Everett Ruess
"I thought that there were two rules in life - never count the cost, and never do anything unless you can do it wholeheartedly. Now is the time to live." ~ Everett Ruess
Everett Ruess was an irrepressible wanderer, adventurer, and artist who loved and sought out the wild places of the Colorado Plateau. In 1934, at the age of twenty, he disappeared in the Escalante canyons. His independent spirit and profound love of the beauty of canyon country has inspired me and many others to continue to explore and preserve this wonderful area.
In his chapter entitled Episodes and Visions in Desert Solitaire,
Edward Abbey mused on Everett Ruess:
"Even after years of intimate contact and search this quality of strangeness in the desert remains undiminished. Transparent and intangible as sunlight, yet always and everywhere present, it lures a man on and on, from the red-walled canyons to the smoke- blue ranges beyond, in a futile but fascinating quest for the great, unimaginable treasure which the desert seems to promise. Once caught by this golden lure you become a prospector for life, condemned, doomed, exalted. One begins to understand why Everett Reuss kept going deeper and deeper into the canyon country, until one day he lost the thread of the labyrinth; why the oldtime prospectors, when they did find the common sort of gold, gambled, drank and whored it away as quickly as possible and returned to the burnt hills and the search. The search for what? They could not have said; neither can I; and would have muttered something about silver, gold, copper -anything as a pretext. And how could they hope to find this treasure which has no name and has never been seen? Hard to say -and yet, when they found it, they could not fail to recognize it. Ask Everett Reuss."
When I heard that Everett Ruess' body had been found, I have to admit, I was a little disappointed... No doubt his discovery provides closure to his family, but I loved the mystery of it all... A young man who fell in love with the canyon country of southern Utah and Northern Arizona so deeply, he spent his life wandering and exploring it, until one day he simply disappeared...

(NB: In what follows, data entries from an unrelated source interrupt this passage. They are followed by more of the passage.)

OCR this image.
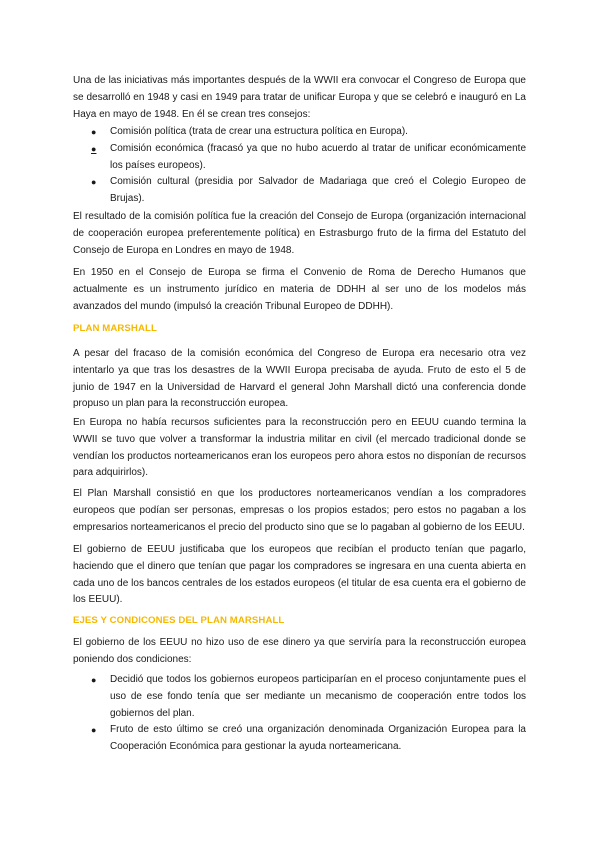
Una de las iniciativas más importantes después de la WWII era convocar el Congreso de Europa que se desarrolló en 1948 y casi en 1949 para tratar de unificar Europa y que se celebró e inauguró en La Haya en mayo de 1948. En él se crean tres consejos:

● Comisión política (trata de crear una estructura política en Europa).
● Comisión económica (fracasó ya que no hubo acuerdo al tratar de unificar económicamente los países europeos).
● Comisión cultural (presidia por Salvador de Madariaga que creó el Colegio Europeo de Brujas).

El resultado de la comisión política fue la creación del Consejo de Europa (organización internacional de cooperación europea preferentemente política) en Estrasburgo fruto de la firma del Estatuto del Consejo de Europa en Londres en mayo de 1948.

En 1950 en el Consejo de Europa se firma el Convenio de Roma de Derecho Humanos que actualmente es un instrumento jurídico en materia de DDHH al ser uno de los modelos más avanzados del mundo (impulsó la creación Tribunal Europeo de DDHH).

PLAN MARSHALL

A pesar del fracaso de la comisión económica del Congreso de Europa era necesario otra vez intentarlo ya que tras los desastres de la WWII Europa precisaba de ayuda. Fruto de esto el 5 de junio de 1947 en la Universidad de Harvard el general John Marshall dictó una conferencia donde propuso un plan para la reconstrucción europea.

En Europa no había recursos suficientes para la reconstrucción pero en EEUU cuando termina la WWII se tuvo que volver a transformar la industria militar en civil (el mercado tradicional donde se vendían los productos norteamericanos eran los europeos pero ahora estos no disponían de recursos para adquirirlos).

El Plan Marshall consistió en que los productores norteamericanos vendían a los compradores europeos que podían ser personas, empresas o los propios estados; pero estos no pagaban a los empresarios norteamericanos el precio del producto sino que se lo pagaban al gobierno de los EEUU.

El gobierno de EEUU justificaba que los europeos que recibían el producto tenían que pagarlo, haciendo que el dinero que tenían que pagar los compradores se ingresara en una cuenta abierta en cada uno de los bancos centrales de los estados europeos (el titular de esa cuenta era el gobierno de los EEUU).

EJES Y CONDICONES DEL PLAN MARSHALL

El gobierno de los EEUU no hizo uso de ese dinero ya que serviría para la reconstrucción europea poniendo dos condiciones:

● Decidió que todos los gobiernos europeos participarían en el proceso conjuntamente pues el uso de ese fondo tenía que ser mediante un mecanismo de cooperación entre todos los gobiernos del plan.
● Fruto de esto último se creó una organización denominada Organización Europea para la Cooperación Económica para gestionar la ayuda norteamericana.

National Geographic Adventure Article "Finding Everett Ruess"
But, the story of him being found turned out to be false, it was another person's remains.
How the DNA Test Went Wrong. And
here's another recent article.
So the mystery endures...
External Links
The Legend of Everett Ruess
EverettRuess.net
Everett Ruess Days in Escalante, UT
A few of my favorite Ruess Quotes
"I prefer the saddle to the streetcar and star-sprinkled sky to a roof, the obscure and difficult trail, leading into the unknown, to any paved highway, and the deep peace of the will to the discontent bred by cities...it is enough that I am surrounded with beauty.."
"Always I shall be one who loves the wilderness:
Swaggers and softly creeps between the mountain peaks; I shall listen long to the sea's brave music; I shall sing my song above the shriek of desert winds."
"I have always been unsatisfied with life as most people live it. Always I want to live more intensely and richly. why muck and conceal one's true longings and loves, when by speaking of them one might find someone to understand them, and by acting on them one might discover oneself?"
"say that i starved, that i was lost and weary
that i was burned and blinded by the desert sun
footsore, thirsty, sick with strange diseases,
lonely and wet and cold, but that i kept my dream!"